Trump vilipende l'accord sur les îles Chagos tout en ignorant les Chagossiens

Human Rights Watch

Click to expand Image Le navire britannique MV Nordvaer photographié non loin de Diego Garcia, principale l’île de l’archipel des Chagos situé dans l’océan Indien, en avril 1969. © 1969 Kirby Crawford

(Londres) – Le 20 janvier, le président américain Donald Trump a condamné un accord qu'il avait précédemment approuvé, et en vertu duquel le Royaume-Uni compte rétrocéder la souveraineté sur les îles Chagos à la république de Maurice. Le Royaume-Uni contrôle actuellement cet archipel de l'océan Indien ; il y a un demi-siècle, les gouvernements britannique et américain avaient contraint tous les habitants à quitter leurs foyers, afin que les États-Unis puissent construire une base militaire sur l'île de Diego Garcia. Les Chagossiens n'ont jamais été autorisés à revenir.

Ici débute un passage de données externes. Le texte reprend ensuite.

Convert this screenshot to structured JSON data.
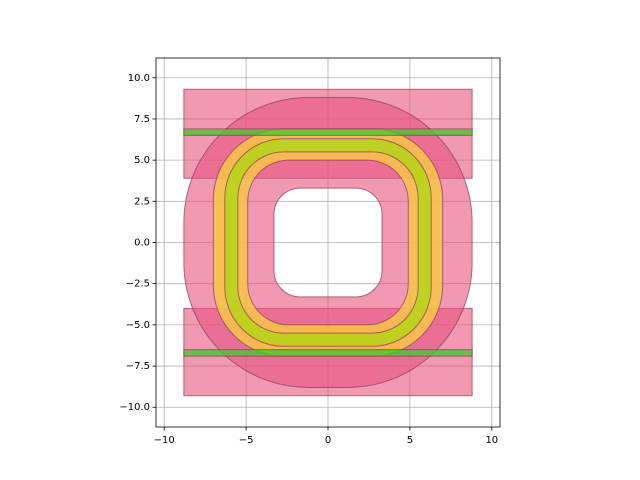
{
  "chart_data": {
    "type": "shapes",
    "xlim": [
      -10.5,
      10.5
    ],
    "ylim": [
      -11.2,
      11.2
    ],
    "xticks": [
      {
        "value": -10,
        "label": "−10"
      },
      {
        "value": -5,
        "label": "−5"
      },
      0,
      5,
      10
    ],
    "yticks": [
      {
        "value": -10,
        "label": "−10.0"
      },
      {
        "value": -7.5,
        "label": "−7.5"
      },
      {
        "value": -5,
        "label": "−5.0"
      },
      {
        "value": -2.5,
        "label": "−2.5"
      },
      {
        "value": 0,
        "label": "0.0"
      },
      {
        "value": 2.5,
        "label": "2.5"
      },
      {
        "value": 5,
        "label": "5.0"
      },
      {
        "value": 7.5,
        "label": "7.5"
      },
      {
        "value": 10,
        "label": "10.0"
      }
    ],
    "grid": true,
    "shapes": [
      {
        "outer": [
          -8.8,
          8.8,
          3.9,
          9.3,
          0
        ],
        "color": "#e75480",
        "opacity": 0.6
      },
      {
        "outer": [
          -8.8,
          8.8,
          -9.3,
          -4.0,
          0
        ],
        "color": "#e75480",
        "opacity": 0.6
      },
      {
        "outer": [
          -8.8,
          8.8,
          -8.8,
          8.8,
          7.6
        ],
        "inner": [
          -3.3,
          3.3,
          -3.3,
          3.3,
          1.6
        ],
        "color": "#e75480",
        "opacity": 0.6
      },
      {
        "outer": [
          -7,
          7,
          -6.9,
          6.9,
          4.3
        ],
        "inner": [
          -4.9,
          4.9,
          -5,
          5,
          2.5
        ],
        "color": "#f7c548",
        "opacity": 0.85
      },
      {
        "outer": [
          -6.3,
          6.3,
          -6.3,
          6.3,
          3.6
        ],
        "inner": [
          -5.5,
          5.5,
          -5.5,
          5.5,
          2.8
        ],
        "color": "#9be000",
        "opacity": 0.6
      },
      {
        "outer": [
          -8.8,
          8.8,
          6.5,
          6.9,
          0
        ],
        "color": "#4fc230",
        "opacity": 0.8
      },
      {
        "outer": [
          -8.8,
          8.8,
          -6.9,
          -6.5,
          0
        ],
        "color": "#4fc230",
        "opacity": 0.8
      }
    ]
  }
}
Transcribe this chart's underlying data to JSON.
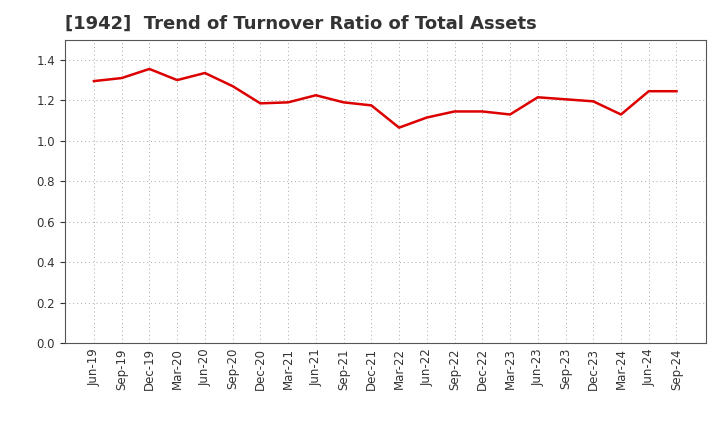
{
  "title": "[1942]  Trend of Turnover Ratio of Total Assets",
  "x_labels": [
    "Jun-19",
    "Sep-19",
    "Dec-19",
    "Mar-20",
    "Jun-20",
    "Sep-20",
    "Dec-20",
    "Mar-21",
    "Jun-21",
    "Sep-21",
    "Dec-21",
    "Mar-22",
    "Jun-22",
    "Sep-22",
    "Dec-22",
    "Mar-23",
    "Jun-23",
    "Sep-23",
    "Dec-23",
    "Mar-24",
    "Jun-24",
    "Sep-24"
  ],
  "values": [
    1.295,
    1.31,
    1.355,
    1.3,
    1.335,
    1.27,
    1.185,
    1.19,
    1.225,
    1.19,
    1.175,
    1.065,
    1.115,
    1.145,
    1.145,
    1.13,
    1.215,
    1.205,
    1.195,
    1.13,
    1.245,
    1.245
  ],
  "line_color": "#dd0000",
  "line_width": 1.8,
  "ylim": [
    0.0,
    1.5
  ],
  "yticks": [
    0.0,
    0.2,
    0.4,
    0.6,
    0.8,
    1.0,
    1.2,
    1.4
  ],
  "bg_color": "#ffffff",
  "plot_bg_color": "#ffffff",
  "grid_color": "#aaaaaa",
  "title_fontsize": 13,
  "tick_fontsize": 8.5,
  "title_color": "#333333"
}
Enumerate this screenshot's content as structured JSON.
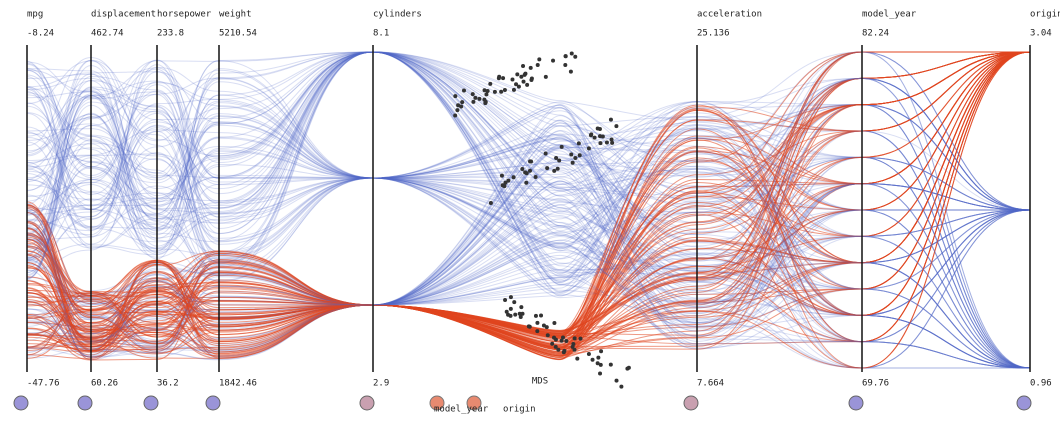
{
  "axes": [
    {
      "name": "mpg",
      "max": -8.24,
      "min": -47.76
    },
    {
      "name": "displacement",
      "max": 462.74,
      "min": 60.26
    },
    {
      "name": "horsepower",
      "max": 233.8,
      "min": 36.2
    },
    {
      "name": "weight",
      "max": 5210.54,
      "min": 1842.46
    },
    {
      "name": "cylinders",
      "max": 8.1,
      "min": 2.9
    },
    {
      "name": "acceleration",
      "max": 25.136,
      "min": 7.664
    },
    {
      "name": "model_year",
      "max": 82.24,
      "min": 69.76
    },
    {
      "name": "origin",
      "max": 3.04,
      "min": 0.96
    }
  ],
  "projection_label": "MDS",
  "legend": [
    "model_year",
    "origin"
  ]
}
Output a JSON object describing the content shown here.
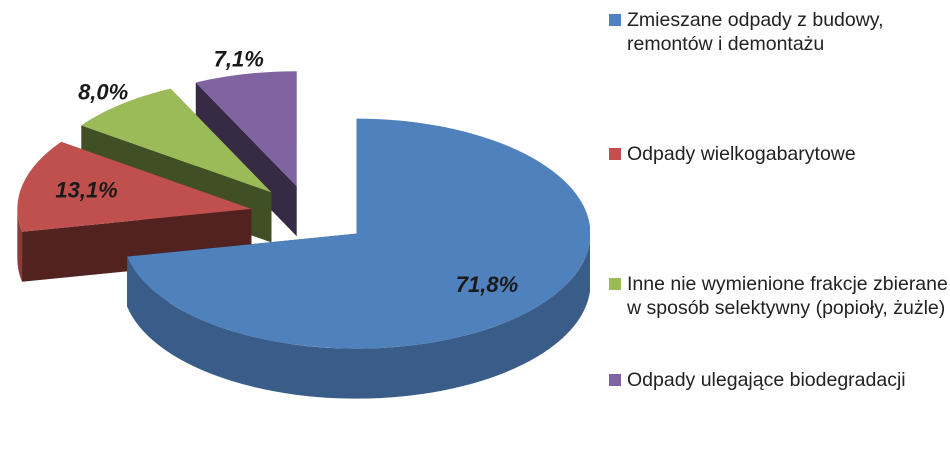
{
  "chart_data": {
    "type": "pie3d",
    "categories": [
      "Zmieszane odpady z budowy, remontów i demontażu",
      "Odpady wielkogabarytowe",
      "Inne nie wymienione frakcje zbierane w sposób selektywny (popioły, żużle)",
      "Odpady ulegające biodegradacji"
    ],
    "values": [
      71.8,
      13.1,
      8.0,
      7.1
    ],
    "value_labels": [
      "71,8%",
      "13,1%",
      "8,0%",
      "7,1%"
    ],
    "colors": [
      "#4f81bd",
      "#c0504d",
      "#9bbb59",
      "#8064a2"
    ],
    "legend": "right"
  }
}
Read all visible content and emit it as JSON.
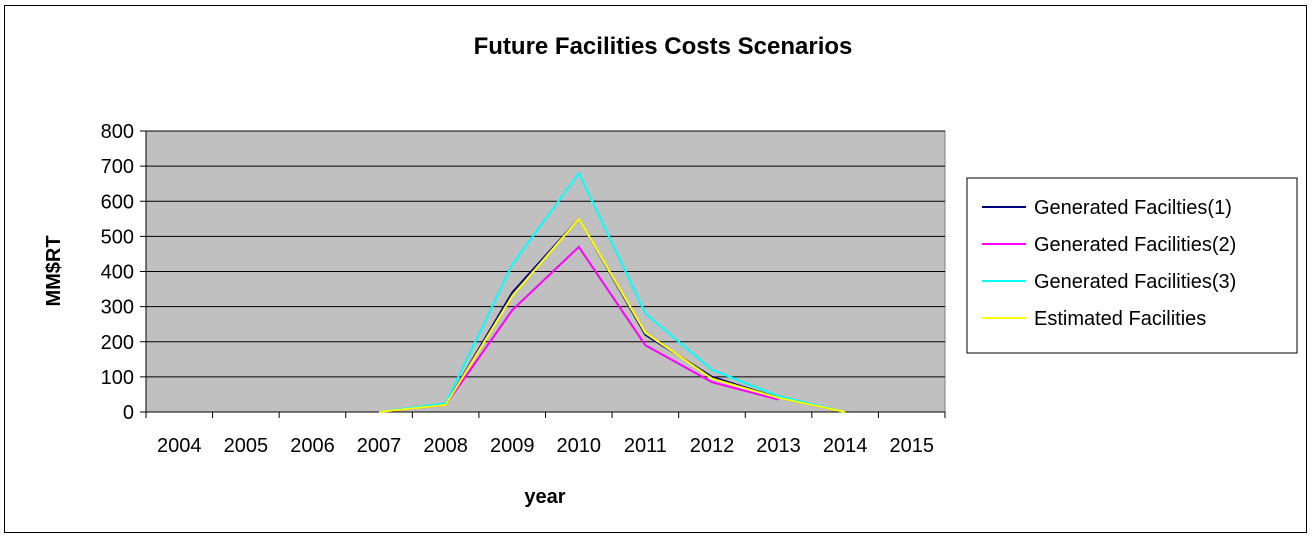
{
  "chart_data": {
    "type": "line",
    "title": "Future Facilities Costs Scenarios",
    "xlabel": "year",
    "ylabel": "MM$RT",
    "categories": [
      "2004",
      "2005",
      "2006",
      "2007",
      "2008",
      "2009",
      "2010",
      "2011",
      "2012",
      "2013",
      "2014",
      "2015"
    ],
    "ylim": [
      0,
      800
    ],
    "yticks": [
      "0",
      "100",
      "200",
      "300",
      "400",
      "500",
      "600",
      "700",
      "800"
    ],
    "grid": true,
    "legend": "right",
    "plot_background": "#c0c0c0",
    "series": [
      {
        "name": "Generated Facilties(1)",
        "color": "#000080",
        "values": [
          null,
          null,
          null,
          0,
          20,
          340,
          550,
          220,
          100,
          40,
          0,
          null
        ]
      },
      {
        "name": "Generated Facilities(2)",
        "color": "#ff00ff",
        "values": [
          null,
          null,
          null,
          0,
          20,
          290,
          470,
          190,
          85,
          35,
          null,
          null
        ]
      },
      {
        "name": "Generated Facilities(3)",
        "color": "#00ffff",
        "values": [
          null,
          null,
          null,
          0,
          25,
          420,
          680,
          280,
          120,
          45,
          0,
          null
        ]
      },
      {
        "name": "Estimated Facilities",
        "color": "#ffff00",
        "values": [
          null,
          null,
          null,
          0,
          20,
          330,
          550,
          225,
          95,
          40,
          0,
          null
        ]
      }
    ]
  }
}
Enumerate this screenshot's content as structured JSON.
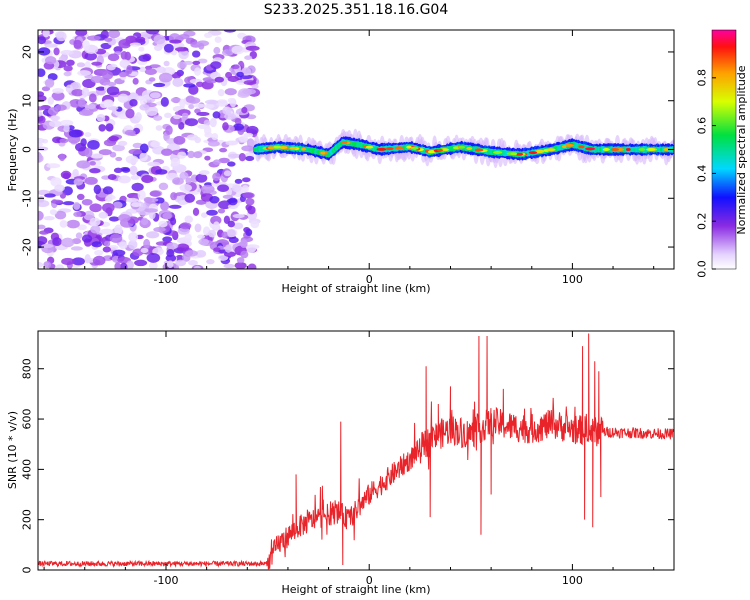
{
  "title": "S233.2025.351.18.16.G04",
  "colors": {
    "snr_line": "#e8242a",
    "frame": "#000000"
  },
  "chart_data": [
    {
      "type": "heatmap",
      "title": "S233.2025.351.18.16.G04",
      "xlabel": "Height of straight line (km)",
      "ylabel": "Frequency (Hz)",
      "xlim": [
        -163,
        150
      ],
      "ylim": [
        -24.5,
        24.5
      ],
      "x_ticks": [
        -100,
        0,
        100
      ],
      "x_tick_labels": [
        "-100",
        "0",
        "100"
      ],
      "y_ticks": [
        -20,
        -10,
        0,
        10,
        20
      ],
      "y_tick_labels": [
        "-20",
        "-10",
        "0",
        "10",
        "20"
      ],
      "noise_region_x": [
        -163,
        -56
      ],
      "signal_region_x": [
        -56,
        150
      ],
      "signal_freq_trace": [
        {
          "x": -56,
          "y": 0
        },
        {
          "x": -45,
          "y": 0.5
        },
        {
          "x": -30,
          "y": 0
        },
        {
          "x": -20,
          "y": -1
        },
        {
          "x": -13,
          "y": 1.5
        },
        {
          "x": -5,
          "y": 1
        },
        {
          "x": 5,
          "y": 0
        },
        {
          "x": 20,
          "y": 0.5
        },
        {
          "x": 30,
          "y": -0.5
        },
        {
          "x": 45,
          "y": 0.5
        },
        {
          "x": 60,
          "y": -0.5
        },
        {
          "x": 75,
          "y": -1
        },
        {
          "x": 90,
          "y": 0
        },
        {
          "x": 100,
          "y": 1
        },
        {
          "x": 110,
          "y": 0
        },
        {
          "x": 150,
          "y": 0
        }
      ],
      "colorbar": {
        "label": "Normalized spectral amplitude",
        "range": [
          0,
          1
        ],
        "ticks": [
          0.0,
          0.2,
          0.4,
          0.6,
          0.8
        ],
        "tick_labels": [
          "0.0",
          "0.2",
          "0.4",
          "0.6",
          "0.8"
        ]
      }
    },
    {
      "type": "line",
      "xlabel": "Height of straight line (km)",
      "ylabel": "SNR (10 * v/v)",
      "xlim": [
        -163,
        150
      ],
      "ylim": [
        0,
        950
      ],
      "x_ticks": [
        -100,
        0,
        100
      ],
      "x_tick_labels": [
        "-100",
        "0",
        "100"
      ],
      "y_ticks": [
        0,
        200,
        400,
        600,
        800
      ],
      "y_tick_labels": [
        "0",
        "200",
        "400",
        "600",
        "800"
      ],
      "series": [
        {
          "name": "SNR",
          "baseline_points": [
            {
              "x": -163,
              "y": 25
            },
            {
              "x": -50,
              "y": 25
            },
            {
              "x": -45,
              "y": 100
            },
            {
              "x": -35,
              "y": 170
            },
            {
              "x": -25,
              "y": 210
            },
            {
              "x": -15,
              "y": 230
            },
            {
              "x": -10,
              "y": 200
            },
            {
              "x": -5,
              "y": 250
            },
            {
              "x": 0,
              "y": 300
            },
            {
              "x": 10,
              "y": 370
            },
            {
              "x": 20,
              "y": 440
            },
            {
              "x": 30,
              "y": 520
            },
            {
              "x": 40,
              "y": 560
            },
            {
              "x": 50,
              "y": 540
            },
            {
              "x": 60,
              "y": 590
            },
            {
              "x": 70,
              "y": 570
            },
            {
              "x": 80,
              "y": 560
            },
            {
              "x": 90,
              "y": 580
            },
            {
              "x": 100,
              "y": 560
            },
            {
              "x": 110,
              "y": 550
            },
            {
              "x": 150,
              "y": 540
            }
          ],
          "spikes": [
            {
              "x": -36,
              "y": 380
            },
            {
              "x": -24,
              "y": 330
            },
            {
              "x": -14,
              "y": 590
            },
            {
              "x": -13,
              "y": 20
            },
            {
              "x": 28,
              "y": 810
            },
            {
              "x": 30,
              "y": 210
            },
            {
              "x": 34,
              "y": 660
            },
            {
              "x": 40,
              "y": 730
            },
            {
              "x": 54,
              "y": 930
            },
            {
              "x": 55,
              "y": 140
            },
            {
              "x": 58,
              "y": 930
            },
            {
              "x": 60,
              "y": 300
            },
            {
              "x": 66,
              "y": 720
            },
            {
              "x": 97,
              "y": 650
            },
            {
              "x": 105,
              "y": 890
            },
            {
              "x": 106,
              "y": 200
            },
            {
              "x": 108,
              "y": 940
            },
            {
              "x": 110,
              "y": 170
            },
            {
              "x": 111,
              "y": 830
            },
            {
              "x": 113,
              "y": 790
            },
            {
              "x": 114,
              "y": 290
            }
          ]
        }
      ]
    }
  ]
}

Le président Trump a déclaré sur Truth Social que la cession des îles Chagos à la république de Maurice était « un acte d'une grande stupidité » qui s’ajoute à une « longue liste de raisons de sécurité nationale pour lesquelles le Groenland doit être acquis » par les États-Unis.

Clive Baldwin, conseiller juridique senior à Human Rights Watch, a fait à ce sujet la déclaration suivante :

« Toute décision concernant les îles Chagos devrait être centrée sur les Chagossiens, qui ont été déplacés de force par le Royaume-Uni et par les États-Unis, sans droit de retour à ce jour. Les droits des Chagossiens – notamment leur droit de retourner vivre sur leurs îles natales, et d'obtenir des réparations pour les crimes commis à leur encontre – devraient être au cœur de toute discussion. »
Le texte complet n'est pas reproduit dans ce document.